On 12/11/2019 3:55 pm, Peter Geis wrote:
> On Mon, Nov 11, 2019 at 9:29 PM Bjorn Helgaas <helgaas@kernel.org> wrote:
>>
>> On Mon, Nov 11, 2019 at 07:30:15PM -0500, Peter Geis wrote:
>>> On Mon, Nov 11, 2019 at 7:13 PM Bjorn Helgaas <helgaas@kernel.org> wrote:
>>>> On Mon, Nov 04, 2019 at 01:55:40PM -0500, Peter Geis wrote:
>>>>> Good Morning,
>>>>>
>>>>> I'm attempting to debug an issue with the rockpro64 pcie port.
>>>>> It would appear that the port does not like various cards, including
>>>>> cards of the same make that randomly work or do not work, such as
>>>>> Intel i340 based NICs.
>>>>> I'm experiencing it with a GTX645 gpu.
>>>>>
>>>>> This seems to be a long running issue, referenced both at [0], and [1].
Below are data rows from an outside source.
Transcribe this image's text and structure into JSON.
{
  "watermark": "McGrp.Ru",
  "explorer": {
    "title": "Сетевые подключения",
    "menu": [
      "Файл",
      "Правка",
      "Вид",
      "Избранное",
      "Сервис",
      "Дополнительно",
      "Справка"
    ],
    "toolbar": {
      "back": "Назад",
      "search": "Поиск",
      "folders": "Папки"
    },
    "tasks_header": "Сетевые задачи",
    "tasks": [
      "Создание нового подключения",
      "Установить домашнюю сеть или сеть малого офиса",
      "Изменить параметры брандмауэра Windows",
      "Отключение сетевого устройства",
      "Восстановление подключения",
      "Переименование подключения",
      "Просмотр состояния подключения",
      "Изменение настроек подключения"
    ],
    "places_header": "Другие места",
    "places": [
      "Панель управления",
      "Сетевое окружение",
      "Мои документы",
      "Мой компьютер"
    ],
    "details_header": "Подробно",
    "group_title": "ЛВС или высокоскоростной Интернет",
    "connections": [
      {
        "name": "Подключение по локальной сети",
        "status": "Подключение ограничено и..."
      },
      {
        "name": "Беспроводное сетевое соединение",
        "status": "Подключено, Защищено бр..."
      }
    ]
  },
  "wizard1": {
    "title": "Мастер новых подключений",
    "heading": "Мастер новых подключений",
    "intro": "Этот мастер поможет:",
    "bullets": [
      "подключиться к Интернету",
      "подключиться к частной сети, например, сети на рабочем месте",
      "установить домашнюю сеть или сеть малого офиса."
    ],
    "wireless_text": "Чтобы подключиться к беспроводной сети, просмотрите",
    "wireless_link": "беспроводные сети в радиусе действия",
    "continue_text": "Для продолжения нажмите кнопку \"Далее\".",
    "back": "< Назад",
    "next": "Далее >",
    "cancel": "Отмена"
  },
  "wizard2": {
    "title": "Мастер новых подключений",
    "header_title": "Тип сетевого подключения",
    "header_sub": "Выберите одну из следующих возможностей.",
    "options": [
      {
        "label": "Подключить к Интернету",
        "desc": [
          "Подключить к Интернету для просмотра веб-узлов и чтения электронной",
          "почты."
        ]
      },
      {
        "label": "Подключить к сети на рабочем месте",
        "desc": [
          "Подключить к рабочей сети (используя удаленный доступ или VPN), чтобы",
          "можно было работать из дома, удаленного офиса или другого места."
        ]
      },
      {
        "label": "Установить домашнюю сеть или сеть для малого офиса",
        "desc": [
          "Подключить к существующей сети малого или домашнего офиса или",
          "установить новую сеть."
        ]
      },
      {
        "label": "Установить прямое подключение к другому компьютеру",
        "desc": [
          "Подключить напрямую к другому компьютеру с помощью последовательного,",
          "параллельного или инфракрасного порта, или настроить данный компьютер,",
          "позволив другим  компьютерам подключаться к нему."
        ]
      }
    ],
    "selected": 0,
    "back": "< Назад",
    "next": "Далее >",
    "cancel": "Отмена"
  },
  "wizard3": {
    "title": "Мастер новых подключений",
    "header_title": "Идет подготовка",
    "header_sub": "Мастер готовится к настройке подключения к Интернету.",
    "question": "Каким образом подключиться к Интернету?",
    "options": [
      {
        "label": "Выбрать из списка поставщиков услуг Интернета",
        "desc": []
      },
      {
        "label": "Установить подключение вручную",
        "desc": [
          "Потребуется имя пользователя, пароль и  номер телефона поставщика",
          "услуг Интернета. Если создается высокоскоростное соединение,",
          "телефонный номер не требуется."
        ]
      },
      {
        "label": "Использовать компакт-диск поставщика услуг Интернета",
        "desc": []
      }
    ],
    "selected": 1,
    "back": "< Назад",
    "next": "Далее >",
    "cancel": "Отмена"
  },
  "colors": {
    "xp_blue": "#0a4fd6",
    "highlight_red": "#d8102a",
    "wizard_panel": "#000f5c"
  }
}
>>>>> There was an attempt to rectify it, by adding a delay between training
>>>>> and probing [2], but that doesn't seem to be the issue here.
>>>>> It appears that when we probe further into the card, such as devfn >
>>>>> 1, we trigger the bug.
>>>>> I've added a print statement that prints the devfn, address, and size
>>>>> information, which you can see below.
>>>>>
>>>>> I've attempted setting the available number of lanes to 1 as well, to
>>>>> no difference.
>>>>>
>>>>> If anyone could point me in the right direction as to where to
>>>>> continue debugging, I'd greatly appreciate it.
>>>>>
>>>>> [0] https://github.com/ayufan-rock64/linux-build/issues/254
>>>>> [1] https://github.com/rockchip-linux/kernel/issues/116
>>>>> [2] https://github.com/ayufan-rock64/linux-kernel/commit/3cde5c624c9c39aa03251a55c2d26a48b5bdca5b
>>>>>
>>>>> [  198.491458] rockchip-pcie f8000000.pcie: missing legacy phy; search
>>>>> for per-lane PHY
>>>>> [  198.492986] rockchip-pcie f8000000.pcie: no vpcie1v8 regulator found
>>>>> [  198.493060] rockchip-pcie f8000000.pcie: no vpcie0v9 regulator found
>>>>> [  198.550444] rockchip-pcie f8000000.pcie: current link width is x1
>>>>> [  198.550458] rockchip-pcie f8000000.pcie: idling lane 1
>>>>> [  198.550479] rockchip-pcie f8000000.pcie: idling lane 2
>>>>> [  198.550490] rockchip-pcie f8000000.pcie: idling lane 3
>>>>> [  198.550608] rockchip-pcie f8000000.pcie: host bridge /pcie@f8000000 ranges:
>>>>> [  198.550625] rockchip-pcie f8000000.pcie: Parsing ranges property...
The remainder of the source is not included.